The developers of IE7 Pro update it regularly, and their only compensation comes from donations and spiffs they get from Google when you search through their ad-supported IE7 Pro Search page. I really can’t imagine using IE7 without this add-on.
FinePrint (FinePrint Software) Info/Download Price: $50; discounts for multiple licenses System requirements: Windows 95 or later; x64 and server versions available
A lot of people will look at the price tag and instantly dismiss this program as too expensive. Their loss.
FinePrint represents a simple idea, executed really well. When you install the program, it sets itself up as a virtual printer. When you print from an application, the output gets piped through FinePrint and previewed in a window like the one I show in the gallery. From that preview window, you can delete pages (like the useless empty page that always seems to tag along when you print a web page), add headers and footers or watermarks, and specify the number of copies.

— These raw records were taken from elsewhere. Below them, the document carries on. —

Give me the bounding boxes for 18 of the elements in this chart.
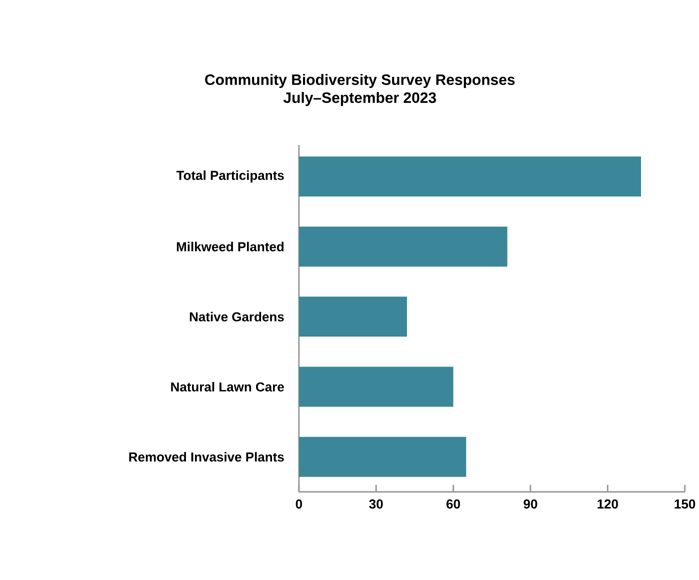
x-tick-label: 0 <box>296 499 302 509</box>
bar <box>298 366 454 407</box>
x-tick-label: 120 <box>598 499 618 509</box>
x-tick-label: 90 <box>524 499 538 509</box>
y-tick-label: Natural Lawn Care <box>171 382 284 392</box>
y-tick-label: Removed Invasive Plants <box>129 452 284 462</box>
x-tick-label: 150 <box>674 499 696 509</box>
y-tick-label: Native Gardens <box>190 312 284 322</box>
y-tick-label: Milkweed Planted <box>176 242 284 252</box>
x-tick-label: 60 <box>446 499 460 509</box>
chart-subtitle: July–September 2023 <box>283 92 436 106</box>
chart-title: Community Biodiversity Survey Responses <box>205 74 515 88</box>
y-tick-label: Total Participants <box>176 170 284 183</box>
bar <box>298 436 466 477</box>
bar <box>298 156 642 197</box>
x-tick-label: 30 <box>369 499 383 509</box>
bar <box>298 296 407 337</box>
bar <box>298 226 508 267</box>
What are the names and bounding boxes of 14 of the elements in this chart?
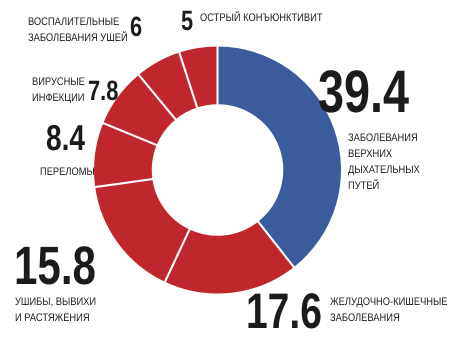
slice-label: ВИРУСНЫЕ ИНФЕКЦИИ bbox=[32, 76, 86, 104]
slice-label: УШИБЫ, ВЫВИХИ И РАСТЯЖЕНИЯ bbox=[15, 296, 96, 324]
data-label: 15.8 bbox=[14, 236, 96, 296]
slice-label: ВОСПАЛИТЕЛЬНЫЕ ЗАБОЛЕВАНИЯ УШЕЙ bbox=[28, 16, 128, 44]
data-label: 6 bbox=[130, 11, 142, 43]
slice-label: ОСТРЫЙ КОНЪЮНКТИВИТ bbox=[200, 10, 323, 24]
slice-label: ПЕРЕЛОМЫ bbox=[40, 166, 95, 178]
data-label: 5 bbox=[181, 5, 194, 37]
data-label: 8.4 bbox=[46, 118, 86, 158]
slice-label: ЖЕЛУДОЧНО-КИШЕЧНЫЕ ЗАБОЛЕВАНИЯ bbox=[330, 296, 448, 324]
slice-label: ЗАБОЛЕВАНИЯ ВЕРХНИХ ДЫХАТЕЛЬНЫХ ПУТЕЙ bbox=[348, 132, 420, 192]
data-label: 7.8 bbox=[88, 75, 118, 107]
data-label: 17.6 bbox=[246, 282, 322, 340]
data-label: 39.4 bbox=[318, 58, 410, 126]
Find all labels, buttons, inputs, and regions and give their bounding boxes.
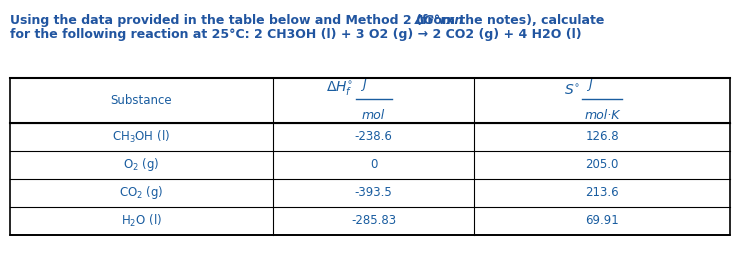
Text: $\Delta H_f^{\circ}$: $\Delta H_f^{\circ}$ (326, 80, 354, 98)
Text: 0: 0 (370, 158, 377, 171)
Text: -238.6: -238.6 (355, 130, 393, 143)
Text: 205.0: 205.0 (585, 158, 619, 171)
Text: Substance: Substance (111, 94, 172, 107)
Text: mol: mol (362, 109, 385, 122)
Text: CH$_3$OH (l): CH$_3$OH (l) (112, 129, 171, 145)
Text: CO$_2$ (g): CO$_2$ (g) (119, 184, 164, 201)
Text: H$_2$O (l): H$_2$O (l) (121, 213, 162, 229)
Text: ΔG°rxn: ΔG°rxn (415, 14, 464, 27)
Text: 69.91: 69.91 (585, 214, 619, 227)
Text: $S^{\circ}$: $S^{\circ}$ (564, 84, 580, 98)
Bar (10, 78, 730, 235)
Text: J: J (588, 78, 592, 91)
Text: 126.8: 126.8 (585, 130, 619, 143)
Text: -285.83: -285.83 (351, 214, 396, 227)
Text: for the following reaction at 25°C: 2 CH3OH (l) + 3 O2 (g) → 2 CO2 (g) + 4 H2O (: for the following reaction at 25°C: 2 CH… (10, 28, 582, 41)
Text: -393.5: -393.5 (355, 186, 393, 199)
Text: J: J (362, 78, 366, 91)
Text: 213.6: 213.6 (585, 186, 619, 199)
Text: Using the data provided in the table below and Method 2 (from the notes), calcul: Using the data provided in the table bel… (10, 14, 608, 27)
Text: O$_2$ (g): O$_2$ (g) (123, 156, 160, 173)
Text: mol·K: mol·K (585, 109, 620, 122)
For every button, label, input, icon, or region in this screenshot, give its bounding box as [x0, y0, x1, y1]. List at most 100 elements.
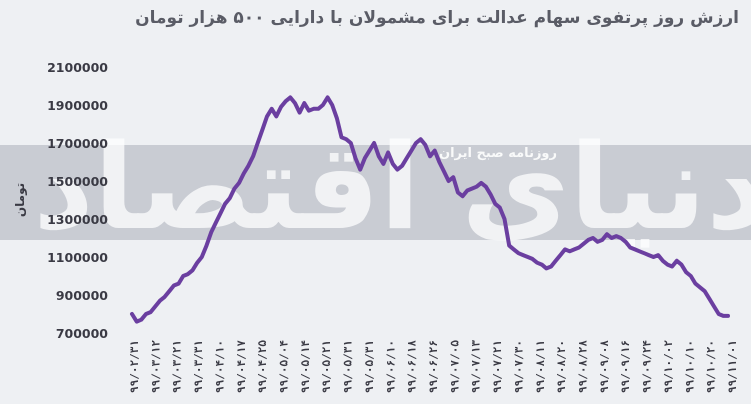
data-point: [605, 233, 609, 236]
data-point: [265, 115, 269, 118]
data-point: [130, 312, 134, 316]
data-point: [149, 310, 152, 314]
data-point: [647, 253, 650, 257]
data-point: [186, 272, 190, 276]
x-tick-label: ۹۹/۰۵/۱۴: [299, 340, 312, 393]
data-point: [549, 265, 553, 268]
data-point: [405, 157, 408, 160]
data-point: [722, 314, 725, 318]
data-point: [359, 168, 362, 171]
data-point: [172, 284, 176, 287]
data-point: [275, 115, 278, 118]
data-point: [382, 162, 385, 166]
y-tick-label: 1300000: [47, 212, 108, 227]
x-tick-label: ۹۹/۱۰/۲۰: [705, 340, 718, 393]
data-point: [535, 261, 539, 264]
data-point: [531, 257, 534, 261]
data-point: [498, 206, 501, 209]
y-axis: 700000 900000 1100000 1300000 1500000 1700000…: [47, 60, 108, 341]
x-tick-label: ۹۹/۰۳/۱۲: [149, 340, 162, 393]
watermark-subtext: روزنامه صبح ایران: [439, 146, 557, 161]
data-point: [540, 263, 543, 266]
data-point: [610, 236, 613, 240]
data-point: [703, 290, 706, 293]
data-point: [331, 103, 334, 107]
data-point: [470, 187, 474, 190]
data-point: [205, 244, 208, 247]
x-tick-label: ۹۹/۰۴/۱۰: [213, 340, 226, 393]
x-tick-label: ۹۹/۰۷/۳۰: [512, 340, 525, 393]
data-point: [410, 149, 413, 152]
data-point: [438, 160, 441, 164]
data-point: [154, 305, 157, 308]
data-point: [177, 282, 180, 285]
x-tick-label: ۹۹/۰۶/۱۰: [384, 340, 397, 393]
data-point: [652, 255, 655, 259]
y-tick-label: 1500000: [47, 174, 108, 189]
data-point: [270, 107, 273, 111]
data-point: [242, 172, 245, 175]
x-tick-label: ۹۹/۰۶/۱۸: [406, 340, 419, 393]
data-point: [289, 96, 292, 99]
data-point: [480, 181, 483, 185]
data-point: [526, 255, 529, 259]
data-point: [391, 162, 394, 166]
x-tick-label: ۹۹/۰۴/۱۷: [235, 340, 248, 393]
data-point: [661, 259, 664, 262]
data-point: [354, 157, 357, 160]
x-tick-label: ۹۹/۰۳/۳۱: [192, 340, 205, 393]
data-point: [284, 100, 287, 103]
data-point: [508, 244, 511, 247]
data-point: [140, 318, 143, 321]
data-point: [680, 263, 683, 266]
data-point: [494, 202, 497, 205]
data-point: [554, 259, 557, 262]
data-point: [433, 149, 436, 152]
data-point: [708, 297, 711, 300]
data-point: [596, 240, 599, 243]
data-point: [615, 234, 618, 238]
x-tick-label: ۹۹/۰۷/۰۵: [448, 340, 461, 393]
data-point: [168, 290, 171, 293]
data-point: [372, 141, 376, 145]
data-point: [182, 274, 185, 278]
y-axis-title: تومان: [13, 183, 28, 217]
data-point: [643, 252, 646, 255]
watermark-text: دنیای اقتصاد: [33, 118, 751, 256]
data-point: [601, 238, 604, 242]
data-point: [517, 252, 520, 255]
data-point: [317, 107, 320, 111]
data-point: [657, 253, 660, 257]
x-tick-label: ۹۹/۰۵/۳۱: [363, 340, 376, 393]
data-point: [633, 248, 637, 251]
x-tick-label: ۹۹/۰۴/۲۵: [256, 340, 269, 393]
data-point: [219, 212, 222, 215]
data-point: [684, 271, 688, 274]
data-point: [456, 191, 460, 194]
data-point: [489, 193, 492, 196]
data-point: [303, 101, 306, 105]
data-point: [210, 231, 213, 234]
data-point: [577, 246, 581, 249]
y-tick-label: 900000: [56, 288, 108, 303]
data-point: [144, 312, 148, 316]
data-point: [386, 151, 390, 154]
data-point: [559, 253, 562, 257]
chart-title: ارزش روز پرتفوی سهام عدالت برای مشمولان …: [135, 8, 739, 28]
y-tick-label: 2100000: [47, 60, 108, 75]
data-point: [452, 176, 455, 179]
data-point: [582, 242, 585, 245]
data-point: [717, 312, 720, 316]
data-point: [587, 238, 590, 242]
data-point: [629, 246, 632, 249]
data-point: [345, 138, 348, 141]
data-point: [726, 314, 730, 318]
data-point: [563, 248, 567, 251]
data-point: [261, 128, 264, 131]
data-point: [298, 111, 301, 114]
data-point: [503, 217, 506, 221]
data-point: [414, 141, 418, 145]
data-point: [368, 149, 371, 152]
x-tick-label: ۹۹/۱۰/۱۰: [683, 340, 696, 393]
data-point: [223, 202, 227, 205]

For big jobs, you can save huge amounts of paper by printing 2–up or 4–up (scaling full pages down so that 2 or 4 or more fit on a single side of a single sheet). You can also print two-sided jobs, and combine 2–up printing with duplex printing to make fold-and-staple booklets. The dead-simple setup wizard helps you set up these options so they work perfectly with your printer, even if it doesn’t support duplex printing natively.
Your most recent print jobs are auto-saved in FinePrint files that can be reopened and reprinted without having to open the original file. That’s a nice touch if you print out something created on a website, like a boarding pass or shipping label, and then discover that you need an extra copy.
Over the years, I can’t even imagine how many trees I’ve spared with the help of this program. And the people behind it are professional and dedicated, updating the software regularly.